Liza Zachariah, MD, Sherine Salib, MD, and Alejandro Moreno, MBBS, MPH, JD

A previously healthy 31-year-old woman presented with a 3-month history of worsening dyspnea and exercise intolerance. She also reported dry cough, loose stools, and a recent 8 lb weight loss.

Physical examination. The patient was tachycardic and tachypneic. Cardiovascular examination revealed jugular venous distention, left parasternal heave, a loud blowing holosystolic murmur in the left lower sternal border, and a right-sided S3 gallop. Moreover, she had marked hepatomegaly and lower extremity edema.

Laboratory tests. These findings revealed anemia (hemoglobin, 8 g/dL) and mildly elevated hepatic enzymes (alkaline phosphatase, 145 U/L; aspartate aminotransferase, 43 U/L; and alanine aminotransferase, 92 U/L).

The patient was admitted for right heart failure and diuresed.
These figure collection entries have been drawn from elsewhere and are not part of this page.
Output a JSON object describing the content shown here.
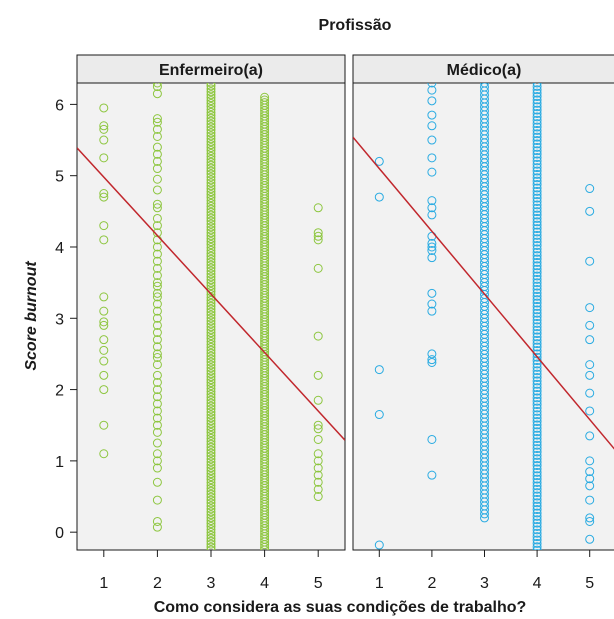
{
  "chart_data": {
    "type": "scatter",
    "title": "Profissão",
    "xlabel": "Como considera as suas condições de trabalho?",
    "ylabel_prefix": "Score ",
    "ylabel_emph": "burnout",
    "x_ticks": [
      1,
      2,
      3,
      4,
      5
    ],
    "y_ticks": [
      0,
      1,
      2,
      3,
      4,
      5,
      6
    ],
    "xlim": [
      0.5,
      5.5
    ],
    "ylim": [
      -0.25,
      6.3
    ],
    "grid": false,
    "panels": [
      {
        "name": "Enfermeiro(a)",
        "color": "#8dc63f",
        "fit": {
          "intercept": 5.8,
          "slope": -0.82
        },
        "points": {
          "1": [
            5.95,
            5.7,
            5.65,
            5.5,
            5.25,
            4.75,
            4.7,
            4.3,
            4.1,
            3.3,
            3.1,
            2.95,
            2.9,
            2.7,
            2.55,
            2.4,
            2.2,
            2.0,
            1.5,
            1.1
          ],
          "2": [
            6.3,
            6.25,
            6.15,
            5.8,
            5.75,
            5.65,
            5.55,
            5.4,
            5.3,
            5.2,
            5.1,
            4.95,
            4.8,
            4.6,
            4.55,
            4.4,
            4.3,
            4.2,
            4.1,
            4.0,
            3.9,
            3.8,
            3.7,
            3.6,
            3.5,
            3.45,
            3.35,
            3.3,
            3.2,
            3.1,
            3.0,
            2.9,
            2.8,
            2.7,
            2.6,
            2.5,
            2.45,
            2.35,
            2.2,
            2.1,
            2.0,
            1.9,
            1.8,
            1.7,
            1.6,
            1.5,
            1.4,
            1.25,
            1.1,
            1.0,
            0.9,
            0.7,
            0.45,
            0.15,
            0.07
          ],
          "5": [
            4.55,
            4.2,
            4.15,
            4.1,
            3.7,
            2.75,
            2.2,
            1.85,
            1.5,
            1.45,
            1.3,
            1.1,
            1.0,
            0.9,
            0.8,
            0.7,
            0.6,
            0.5
          ]
        },
        "dense": {
          "3": {
            "min": -0.25,
            "max": 6.3,
            "count": 160
          },
          "4": {
            "min": -0.25,
            "max": 6.1,
            "count": 170
          }
        }
      },
      {
        "name": "Médico(a)",
        "color": "#29abe2",
        "fit": {
          "intercept": 5.98,
          "slope": -0.88
        },
        "points": {
          "1": [
            5.2,
            4.7,
            2.28,
            1.65,
            -0.18
          ],
          "2": [
            6.3,
            6.2,
            6.05,
            5.85,
            5.7,
            5.5,
            5.25,
            5.05,
            4.65,
            4.55,
            4.45,
            4.15,
            4.05,
            4.0,
            3.95,
            3.85,
            3.35,
            3.2,
            3.1,
            2.5,
            2.42,
            2.38,
            1.3,
            0.8
          ],
          "5": [
            4.82,
            4.5,
            3.8,
            3.15,
            2.9,
            2.7,
            2.35,
            2.2,
            1.95,
            1.7,
            1.35,
            1.0,
            0.85,
            0.75,
            0.65,
            0.45,
            0.2,
            0.15,
            -0.1
          ]
        },
        "dense": {
          "3": {
            "min": 0.2,
            "max": 6.3,
            "count": 110
          },
          "4": {
            "min": -0.3,
            "max": 6.3,
            "count": 140
          }
        }
      }
    ]
  }
}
An echocardiogram revealed severe tricuspid regurgitation, right atrial dilation, and evidence of right ventricular pressure and volume overload (Figure 1). Because of the persistent hepatomegaly and elevated liver enzymes, abdominal imaging was obtained, revealing extensive metastatic disease of the liver (Figures 2A and 2B).
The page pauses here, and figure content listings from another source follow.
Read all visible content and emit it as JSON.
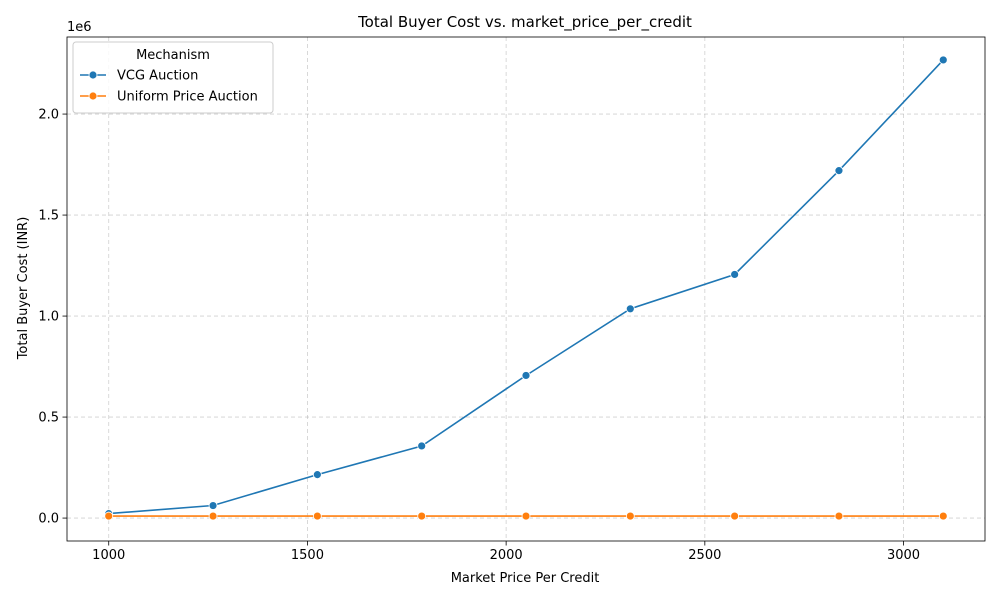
{
  "chart_data": {
    "type": "line",
    "title": "Total Buyer Cost vs. market_price_per_credit",
    "xlabel": "Market Price Per Credit",
    "ylabel": "Total Buyer Cost (INR)",
    "y_offset_label": "1e6",
    "xlim": [
      1000,
      3100
    ],
    "ylim": [
      0,
      2270000
    ],
    "x_ticks": [
      1000,
      1500,
      2000,
      2500,
      3000
    ],
    "x_tick_labels": [
      "1000",
      "1500",
      "2000",
      "2500",
      "3000"
    ],
    "y_ticks": [
      0,
      500000,
      1000000,
      1500000,
      2000000
    ],
    "y_tick_labels": [
      "0.0",
      "0.5",
      "1.0",
      "1.5",
      "2.0"
    ],
    "grid": true,
    "legend": {
      "title": "Mechanism",
      "position": "top-left"
    },
    "x": [
      1000,
      1262.5,
      1525,
      1787.5,
      2050,
      2312.5,
      2575,
      2837.5,
      3100
    ],
    "series": [
      {
        "name": "VCG Auction",
        "color": "#1f77b4",
        "values": [
          22000,
          62000,
          215000,
          357000,
          706000,
          1036000,
          1206000,
          1720000,
          2268000
        ]
      },
      {
        "name": "Uniform Price Auction",
        "color": "#ff7f0e",
        "values": [
          10000,
          10000,
          10000,
          10000,
          10000,
          10000,
          10000,
          10000,
          10000
        ]
      }
    ]
  }
}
Diagnosis. Based on the constellation of findings, a preliminary diagnosis of carcinoid heart disease was made.
A CT-guided liver biopsy confirmed the diagnosis of metastatic neuroendocrine carcinoma. Esophogastroduodenoscopy and colonoscopy were negative for malignancy.
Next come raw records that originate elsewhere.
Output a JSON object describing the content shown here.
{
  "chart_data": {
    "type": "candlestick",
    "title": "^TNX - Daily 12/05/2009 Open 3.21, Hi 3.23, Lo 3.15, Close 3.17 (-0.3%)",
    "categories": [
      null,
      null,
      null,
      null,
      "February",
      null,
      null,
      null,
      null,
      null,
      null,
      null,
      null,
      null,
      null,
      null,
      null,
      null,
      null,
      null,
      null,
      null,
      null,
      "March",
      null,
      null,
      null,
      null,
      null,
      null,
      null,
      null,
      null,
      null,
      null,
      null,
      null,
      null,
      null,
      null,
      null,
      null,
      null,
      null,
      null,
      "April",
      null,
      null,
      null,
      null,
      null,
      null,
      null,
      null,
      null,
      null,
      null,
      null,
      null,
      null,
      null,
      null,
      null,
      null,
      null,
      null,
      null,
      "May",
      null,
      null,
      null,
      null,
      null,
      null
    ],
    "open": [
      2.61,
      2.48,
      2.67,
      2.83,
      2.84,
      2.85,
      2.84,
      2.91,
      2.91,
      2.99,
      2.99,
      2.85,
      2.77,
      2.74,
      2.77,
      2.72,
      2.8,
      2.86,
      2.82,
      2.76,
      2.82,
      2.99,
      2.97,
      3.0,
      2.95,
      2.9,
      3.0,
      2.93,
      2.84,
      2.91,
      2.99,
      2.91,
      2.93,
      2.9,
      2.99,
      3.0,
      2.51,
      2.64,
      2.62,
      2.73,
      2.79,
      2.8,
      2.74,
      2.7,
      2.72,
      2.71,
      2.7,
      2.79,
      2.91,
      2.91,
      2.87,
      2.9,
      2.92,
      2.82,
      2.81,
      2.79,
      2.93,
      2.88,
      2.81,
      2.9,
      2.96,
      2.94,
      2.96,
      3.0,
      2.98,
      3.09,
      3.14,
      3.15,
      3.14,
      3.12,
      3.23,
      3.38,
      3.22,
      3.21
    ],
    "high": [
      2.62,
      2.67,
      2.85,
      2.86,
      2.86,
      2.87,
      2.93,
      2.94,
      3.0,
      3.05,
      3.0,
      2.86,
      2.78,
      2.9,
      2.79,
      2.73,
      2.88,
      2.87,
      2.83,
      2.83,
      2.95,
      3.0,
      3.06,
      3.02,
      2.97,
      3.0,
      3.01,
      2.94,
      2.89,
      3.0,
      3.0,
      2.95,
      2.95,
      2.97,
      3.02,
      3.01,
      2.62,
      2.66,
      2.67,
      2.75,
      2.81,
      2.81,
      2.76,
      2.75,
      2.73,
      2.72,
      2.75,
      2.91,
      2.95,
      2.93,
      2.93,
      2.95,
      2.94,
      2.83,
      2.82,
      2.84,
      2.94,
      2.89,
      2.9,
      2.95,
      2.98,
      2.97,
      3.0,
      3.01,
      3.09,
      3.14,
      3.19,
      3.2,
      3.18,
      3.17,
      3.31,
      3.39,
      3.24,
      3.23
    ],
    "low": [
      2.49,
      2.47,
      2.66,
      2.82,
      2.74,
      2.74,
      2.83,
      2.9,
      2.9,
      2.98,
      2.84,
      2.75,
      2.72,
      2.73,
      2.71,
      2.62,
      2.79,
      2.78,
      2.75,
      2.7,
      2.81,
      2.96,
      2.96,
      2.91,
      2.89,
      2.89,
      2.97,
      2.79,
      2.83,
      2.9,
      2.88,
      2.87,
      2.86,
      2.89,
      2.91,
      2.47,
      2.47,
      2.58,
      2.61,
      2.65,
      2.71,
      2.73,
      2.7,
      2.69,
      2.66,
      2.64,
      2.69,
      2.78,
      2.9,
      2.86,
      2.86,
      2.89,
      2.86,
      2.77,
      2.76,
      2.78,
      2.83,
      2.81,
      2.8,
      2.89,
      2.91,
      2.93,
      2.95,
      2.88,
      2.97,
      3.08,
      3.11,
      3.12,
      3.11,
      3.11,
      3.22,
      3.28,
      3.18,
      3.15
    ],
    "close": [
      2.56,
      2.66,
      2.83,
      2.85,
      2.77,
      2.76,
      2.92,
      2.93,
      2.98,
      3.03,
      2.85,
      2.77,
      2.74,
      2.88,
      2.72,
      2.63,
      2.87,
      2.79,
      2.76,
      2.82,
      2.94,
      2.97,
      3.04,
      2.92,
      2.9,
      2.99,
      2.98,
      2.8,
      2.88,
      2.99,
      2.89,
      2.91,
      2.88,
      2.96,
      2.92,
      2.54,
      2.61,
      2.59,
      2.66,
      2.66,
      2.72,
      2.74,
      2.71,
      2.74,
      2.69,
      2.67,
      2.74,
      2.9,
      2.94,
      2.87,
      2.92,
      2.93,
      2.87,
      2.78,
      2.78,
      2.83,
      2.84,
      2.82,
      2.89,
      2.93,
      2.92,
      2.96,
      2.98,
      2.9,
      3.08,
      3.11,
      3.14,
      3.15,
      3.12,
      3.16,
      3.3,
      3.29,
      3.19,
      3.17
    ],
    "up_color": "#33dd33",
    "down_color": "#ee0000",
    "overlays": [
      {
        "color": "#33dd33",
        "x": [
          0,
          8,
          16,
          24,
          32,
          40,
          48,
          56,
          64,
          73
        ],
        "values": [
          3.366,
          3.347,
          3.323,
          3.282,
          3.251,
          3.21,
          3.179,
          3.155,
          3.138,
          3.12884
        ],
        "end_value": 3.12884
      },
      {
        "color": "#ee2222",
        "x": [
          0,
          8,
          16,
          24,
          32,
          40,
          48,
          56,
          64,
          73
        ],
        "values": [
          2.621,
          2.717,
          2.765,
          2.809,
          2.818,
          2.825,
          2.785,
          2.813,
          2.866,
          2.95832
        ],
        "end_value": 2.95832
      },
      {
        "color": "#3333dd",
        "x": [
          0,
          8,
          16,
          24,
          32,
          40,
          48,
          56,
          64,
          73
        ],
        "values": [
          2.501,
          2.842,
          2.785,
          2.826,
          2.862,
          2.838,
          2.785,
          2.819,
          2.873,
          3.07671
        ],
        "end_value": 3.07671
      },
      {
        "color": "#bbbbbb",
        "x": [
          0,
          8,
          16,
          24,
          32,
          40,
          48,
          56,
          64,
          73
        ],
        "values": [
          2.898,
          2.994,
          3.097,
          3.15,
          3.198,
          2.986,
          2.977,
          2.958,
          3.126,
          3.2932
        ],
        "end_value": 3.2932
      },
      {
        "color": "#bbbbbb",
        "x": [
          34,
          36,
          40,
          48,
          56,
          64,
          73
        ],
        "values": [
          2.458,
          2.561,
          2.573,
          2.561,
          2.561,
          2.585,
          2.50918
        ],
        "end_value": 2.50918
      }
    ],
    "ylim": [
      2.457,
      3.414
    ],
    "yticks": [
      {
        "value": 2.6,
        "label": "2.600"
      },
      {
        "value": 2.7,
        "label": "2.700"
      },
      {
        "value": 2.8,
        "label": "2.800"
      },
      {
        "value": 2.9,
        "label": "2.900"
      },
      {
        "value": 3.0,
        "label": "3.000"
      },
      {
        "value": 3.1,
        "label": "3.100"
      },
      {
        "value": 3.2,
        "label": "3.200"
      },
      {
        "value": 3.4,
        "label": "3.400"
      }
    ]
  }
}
Outcome of the case. The patient was started on octreotide, which led to significant improvement of her diarrhea and cough. She is being evaluated for tricuspid valve replacement.

Discussion. Carcinoid heart disease may be the initial presentation of neuroendocrine carcinoma in up to 20% of
patients.1,2 Only tumors that invade the liver can cause pathologic changes of the heart, including endocardial plaques of fibrous tissue distorting the valves.2 The predilection for right-sided involvement is due to inactivation of vasoactive substances by the lungs.2 The 2 key investigations for the diagnosis of carcinoid heart disease are transthoracic echocardiography and 24-hour 5-hydroxyindoleacetic acid urine test.2

Treatment entails supportive therapy for heart failure and somatostatin analogues, which reduce the effect of vasoactive peptides.1,3,4 Valve replacement should be considered in suitable candidates, since these patients are more likely to die from heart failure than from metastatic disease.1,4

References:

  1. Patel C, Mathur M, Escarcega RO, Bove AA. Carcinoid heart disease: current understanding and future directions. Am Heart J. 2014;167(6):789-795.
  2. Martinez-Quintana E, Avila-Gonzalez Mdel M, Suarez-Castellano L, Rodriguez-Gonzalez F. Metastatic carcinoid tumor presenting as right sided heart failure. Int J Endocrinol Metab. 2013;11(2):120-125.
  3. Bhattacharyya S, Davar J, Dreyfus G, Caplin ME. Carcinoid heart disease. Circulation. 2007;116(24):2860-2865.
  4. Luk A, Ezzat S, Butany J. Pathology, pathophysiology, and treatment strategies of endocrine disorders and their cardiac complications. Sem Diagn Pathol. 2013;30(3):245-262.